Electrical subsystem may have failed.
The responsible subsystem might not have supplied enough electricity to fire the explosive devices that released the fairing. This remained a possibility because telemetry sent from the launch vehicle was not designed to measure and report the amount of current needed. We recommended changing the telemetry so that it would provide this information.
Pneumatic system may not have provided enough pressure to separate fairing.
We could not prove that the pneumatic system—a hot-gas generator, thrusters, and pneumatic tubing—supplied enough pressure to separate the fairings. We recommended design modifications and improved testing of the hot-gas generator system design to provide pressure to the thruster. If those changes prove impractical or impossible, we recommended using an alternate system.
Flexible, confined detonating cord could have snagged on part of frangible joint.
This seemed an unlikely failure cause, but we could not rule it out. We recommended rerouting the cord or adding a physical barrier if further analysis and testing could not eliminate the possibility.

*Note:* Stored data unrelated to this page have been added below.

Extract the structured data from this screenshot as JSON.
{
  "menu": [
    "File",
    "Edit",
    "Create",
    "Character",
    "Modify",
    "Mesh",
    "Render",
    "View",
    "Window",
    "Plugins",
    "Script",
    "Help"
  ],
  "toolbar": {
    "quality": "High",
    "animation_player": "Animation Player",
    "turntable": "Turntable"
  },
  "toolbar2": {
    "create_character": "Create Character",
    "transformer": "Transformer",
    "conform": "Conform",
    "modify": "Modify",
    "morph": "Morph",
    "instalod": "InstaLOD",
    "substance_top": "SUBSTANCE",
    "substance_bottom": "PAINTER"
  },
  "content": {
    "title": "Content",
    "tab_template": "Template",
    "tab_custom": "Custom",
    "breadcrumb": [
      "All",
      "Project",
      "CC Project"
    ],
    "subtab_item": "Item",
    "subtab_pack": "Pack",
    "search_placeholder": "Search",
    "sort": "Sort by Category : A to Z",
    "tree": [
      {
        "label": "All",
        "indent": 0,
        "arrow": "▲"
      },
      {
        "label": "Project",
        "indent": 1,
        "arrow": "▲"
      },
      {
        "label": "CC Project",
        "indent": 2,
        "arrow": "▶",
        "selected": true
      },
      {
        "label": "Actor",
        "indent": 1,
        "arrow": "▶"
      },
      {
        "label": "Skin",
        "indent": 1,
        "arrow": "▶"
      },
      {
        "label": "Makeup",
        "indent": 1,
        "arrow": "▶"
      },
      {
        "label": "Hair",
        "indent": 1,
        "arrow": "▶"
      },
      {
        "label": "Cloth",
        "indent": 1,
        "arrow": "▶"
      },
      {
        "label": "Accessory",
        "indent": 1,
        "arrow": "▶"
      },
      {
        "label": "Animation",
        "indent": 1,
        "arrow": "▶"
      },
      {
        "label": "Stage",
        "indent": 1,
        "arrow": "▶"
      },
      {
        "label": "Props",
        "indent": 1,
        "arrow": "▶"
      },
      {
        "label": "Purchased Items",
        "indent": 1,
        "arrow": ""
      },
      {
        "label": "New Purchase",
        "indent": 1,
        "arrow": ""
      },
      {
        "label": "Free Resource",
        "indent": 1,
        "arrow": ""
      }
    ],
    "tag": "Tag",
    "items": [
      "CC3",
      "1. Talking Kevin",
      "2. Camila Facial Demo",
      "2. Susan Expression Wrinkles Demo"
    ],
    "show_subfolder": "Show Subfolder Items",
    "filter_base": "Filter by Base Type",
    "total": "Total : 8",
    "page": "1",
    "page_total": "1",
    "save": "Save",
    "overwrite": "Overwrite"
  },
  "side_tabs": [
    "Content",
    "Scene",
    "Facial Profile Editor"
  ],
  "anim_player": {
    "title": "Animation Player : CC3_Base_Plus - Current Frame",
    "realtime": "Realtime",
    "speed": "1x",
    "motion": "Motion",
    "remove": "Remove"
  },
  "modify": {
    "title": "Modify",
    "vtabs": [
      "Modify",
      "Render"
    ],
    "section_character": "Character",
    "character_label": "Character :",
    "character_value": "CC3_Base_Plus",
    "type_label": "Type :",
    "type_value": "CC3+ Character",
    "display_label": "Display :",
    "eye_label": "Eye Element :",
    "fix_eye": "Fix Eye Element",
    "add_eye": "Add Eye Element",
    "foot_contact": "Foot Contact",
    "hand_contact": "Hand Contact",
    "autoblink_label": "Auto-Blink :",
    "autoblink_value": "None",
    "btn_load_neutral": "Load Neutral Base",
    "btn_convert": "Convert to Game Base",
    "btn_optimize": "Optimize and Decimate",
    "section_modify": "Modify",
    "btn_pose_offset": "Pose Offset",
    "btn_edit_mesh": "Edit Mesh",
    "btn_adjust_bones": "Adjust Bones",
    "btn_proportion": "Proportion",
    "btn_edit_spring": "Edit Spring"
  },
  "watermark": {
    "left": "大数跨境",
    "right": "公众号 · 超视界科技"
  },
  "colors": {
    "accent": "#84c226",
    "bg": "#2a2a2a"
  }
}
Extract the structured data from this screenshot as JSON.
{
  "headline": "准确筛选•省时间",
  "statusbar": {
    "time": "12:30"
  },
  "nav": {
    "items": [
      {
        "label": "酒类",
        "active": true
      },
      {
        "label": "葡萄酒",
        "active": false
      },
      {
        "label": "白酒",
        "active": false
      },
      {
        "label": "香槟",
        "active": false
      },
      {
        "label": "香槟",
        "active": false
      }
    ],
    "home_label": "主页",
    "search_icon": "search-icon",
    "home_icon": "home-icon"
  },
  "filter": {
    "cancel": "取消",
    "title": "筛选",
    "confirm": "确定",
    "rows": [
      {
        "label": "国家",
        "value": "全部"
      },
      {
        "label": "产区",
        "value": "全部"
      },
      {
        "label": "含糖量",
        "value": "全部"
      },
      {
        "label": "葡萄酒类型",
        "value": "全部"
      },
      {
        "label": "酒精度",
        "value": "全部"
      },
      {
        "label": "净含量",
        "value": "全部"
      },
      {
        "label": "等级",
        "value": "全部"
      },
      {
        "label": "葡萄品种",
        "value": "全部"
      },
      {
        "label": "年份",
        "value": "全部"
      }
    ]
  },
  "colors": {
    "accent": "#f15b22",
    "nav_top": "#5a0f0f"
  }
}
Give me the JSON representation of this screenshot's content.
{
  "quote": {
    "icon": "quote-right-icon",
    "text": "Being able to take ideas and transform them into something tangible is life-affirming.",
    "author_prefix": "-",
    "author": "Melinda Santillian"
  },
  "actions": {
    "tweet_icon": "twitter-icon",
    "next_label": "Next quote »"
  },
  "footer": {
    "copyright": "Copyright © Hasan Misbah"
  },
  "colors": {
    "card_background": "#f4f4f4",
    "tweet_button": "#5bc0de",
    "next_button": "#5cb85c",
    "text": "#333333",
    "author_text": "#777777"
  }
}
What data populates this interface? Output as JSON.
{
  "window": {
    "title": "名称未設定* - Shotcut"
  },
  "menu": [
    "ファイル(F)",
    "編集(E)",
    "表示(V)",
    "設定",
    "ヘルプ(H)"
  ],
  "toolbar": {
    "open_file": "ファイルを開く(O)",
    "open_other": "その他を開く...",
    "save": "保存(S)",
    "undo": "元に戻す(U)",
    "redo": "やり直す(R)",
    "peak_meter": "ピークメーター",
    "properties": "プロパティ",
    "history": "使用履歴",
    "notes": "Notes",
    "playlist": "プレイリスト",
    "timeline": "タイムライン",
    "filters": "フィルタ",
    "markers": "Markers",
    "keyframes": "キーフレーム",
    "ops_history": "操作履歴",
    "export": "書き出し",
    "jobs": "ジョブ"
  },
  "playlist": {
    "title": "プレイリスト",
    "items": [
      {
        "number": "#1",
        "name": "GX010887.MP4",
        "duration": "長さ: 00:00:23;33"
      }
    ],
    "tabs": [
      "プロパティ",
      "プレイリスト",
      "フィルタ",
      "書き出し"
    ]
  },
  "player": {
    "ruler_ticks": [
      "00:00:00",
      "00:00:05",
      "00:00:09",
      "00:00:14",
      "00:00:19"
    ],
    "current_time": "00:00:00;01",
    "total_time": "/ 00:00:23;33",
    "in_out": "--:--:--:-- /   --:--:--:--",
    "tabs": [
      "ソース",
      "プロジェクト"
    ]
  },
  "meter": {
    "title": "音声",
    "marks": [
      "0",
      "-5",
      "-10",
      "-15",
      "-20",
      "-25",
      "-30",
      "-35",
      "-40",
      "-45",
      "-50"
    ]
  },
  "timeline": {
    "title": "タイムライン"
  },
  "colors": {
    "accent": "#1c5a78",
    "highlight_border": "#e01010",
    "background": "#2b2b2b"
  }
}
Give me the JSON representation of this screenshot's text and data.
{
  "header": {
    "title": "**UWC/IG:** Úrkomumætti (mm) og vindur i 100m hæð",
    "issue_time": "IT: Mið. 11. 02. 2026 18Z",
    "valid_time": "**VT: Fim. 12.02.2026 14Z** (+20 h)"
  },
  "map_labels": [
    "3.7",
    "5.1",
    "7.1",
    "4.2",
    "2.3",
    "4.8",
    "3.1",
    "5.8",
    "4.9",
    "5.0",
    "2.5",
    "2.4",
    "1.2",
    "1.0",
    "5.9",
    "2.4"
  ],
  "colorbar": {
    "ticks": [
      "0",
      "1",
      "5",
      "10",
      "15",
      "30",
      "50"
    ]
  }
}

In the days since we presented our report, continuing efforts of the Kennedy Launch Services Program and Orbital Sciences have shown that electrical system malfunction and detonating cord snagging were not contributing factors to the failure. The specific recommendations made by the MIB are being incorporated to ensure that these potential failure modes are prevented in the future.
A Valuable Investigation
All the skill and hard work of the board members and the many others who helped us did not get us to the clear-cut intermediate and root causes we had hoped to find. Instead, we "surrounded" the actual cause by identifying multiple possibilities. A few people have suggested this means that the Orbiting Carbon Observatory MIB "failed." I don't agree. The detailed and extensive testing and analysis that allowed us to identify the four potential intermediate causes should go a long way toward ensuring that the fairing problem will not recur. And our recommendations, although they do not get at a definitive root cause, do speak to small but meaningful shortfalls in testing, inspection, quality control, and manufacturing that will help guide the recovery activities.
One general conclusion that our work supports is the importance of rigorously adhering to the procedures designed to eliminate and minimize as much risk as possible. This is especially true when the project team has only sporadic experience with a particular vehicle, as was the case with the Taurus XL used to launch the Orbiting Carbon Observatory satellite. Only eight Taurus rockets have been launched, with typically several years separating launches. Many of the people involved with launching the Orbiting Carbon Observatory had little or no experience with this launch vehicle. The less often you launch, the more attention you should pay to the formal procedures that embody much of the information and knowledge past practitioners have acquired about how to launch successfully.
About the Author
Rick Obenschain has worked at NASA for more than forty years in positions ranging from discipline engineer to project manager five times, to director of engineering, to director of flight projects. He is currently the deputy center director at Goddard Space Flight Center.